We found concentrations of PFOA and PFHxS were both correlated with PFOS, suggesting they might come from common sources. However, they were not associated with TSH levels statistically and PFOA showed a different direction of association. These substances were usually present lower at levels than PFOS, and have different binding capacities with transthyretin due to different structures .
The observed association between PFOS and TSH was not present in the subfecund women. Although thyroid disorders are related to reduced fertility , we did not find a significant difference in TSH levels between subfecund women and controls. Subfecundity may mask the association, if any, between PFASs and TSH levels.

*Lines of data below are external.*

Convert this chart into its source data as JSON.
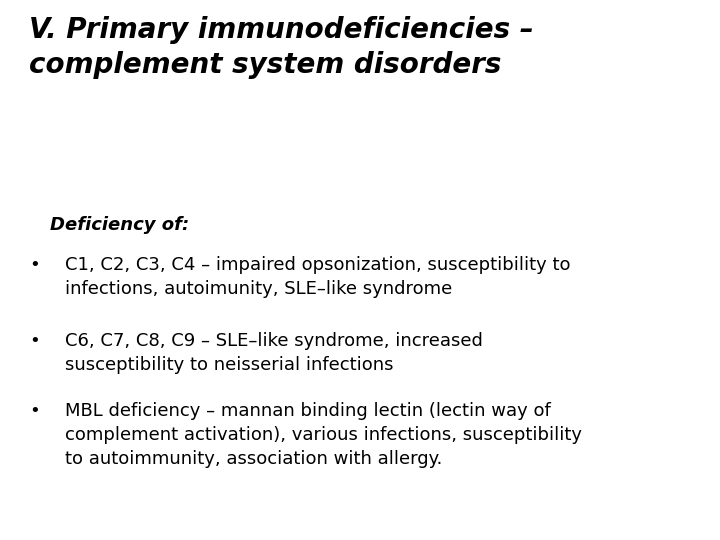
{
  "title_line1": "V. Primary immunodeficiencies –",
  "title_line2": "complement system disorders",
  "subheading": "Deficiency of:",
  "bullet1": "C1, C2, C3, C4 – impaired opsonization, susceptibility to\ninfections, autoimunity, SLE–like syndrome",
  "bullet2": "C6, C7, C8, C9 – SLE–like syndrome, increased\nsusceptibility to neisserial infections",
  "bullet3": "MBL deficiency – mannan binding lectin (lectin way of\ncomplement activation), various infections, susceptibility\nto autoimmunity, association with allergy.",
  "background_color": "#ffffff",
  "text_color": "#000000",
  "title_fontsize": 20,
  "subheading_fontsize": 13,
  "body_fontsize": 13,
  "bullet_char": "•"
}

Our study had several limitations. Unfortunately, we did not have access to sufficient plasma volume to perform any other measurements of thyroid hormones, such as total T4, free T4 and T3. TSH, however, is a sensitive marker of thyroid status and reflects the physiologic log-linear relationship of TSH to free T4 , and is often used by itself in screening tests. Plasma TSH levels can reflect mild thyroid functional impairment even when plasma T4 and T3 concentrations are within normal ranges . Second, because our study was cross-sectional study, reverse causation could affect the results. For example, if low thyroid function led to reduced glomerular filtration rate , this could increase circulating PFAS concentrations . Third, as TSH levels change during pregnancy, a single measurement may not adequately characterize thyroid homeostasis during pregnancy. Fourth, although we considered some known potential confounders, there may be unmeasured confounders not taken into account. For example, the effects of other chemicals, such as polychlorinated biphenyls (PCBs), on TSH, can not be ruled out, given that fish intake is a source of both PFASs and PCBs. Finally, the participation rate in MoBa was low, raising the possibility of selection bias. Nilsen et al. compared general characteristics, exposures, pregnancy complications, and birth outcomes between MoBa participants and all women giving birth in Norway and found differences in prevalence estimates in most variables (Additional file 1: Table S1) . For the subjects in the present study we tabulated their characteristics using the same format that Nilsen et al. used (Additional file 1: Table S1). The present subjects were generally similar to all MoBa participants, though some minor differences were apparent, as would be expected due to the subgroup sampled because of a long time-to-pregnancy. In spite of the differences between all women giving birth in Norway and MoBa participants, Nilsen et al. found estimates of exposure-outcome associations were similar in the whole population and the MoBa participants , and we expect this generalization holds for the present analysis, in which inverse-sampling weights were used.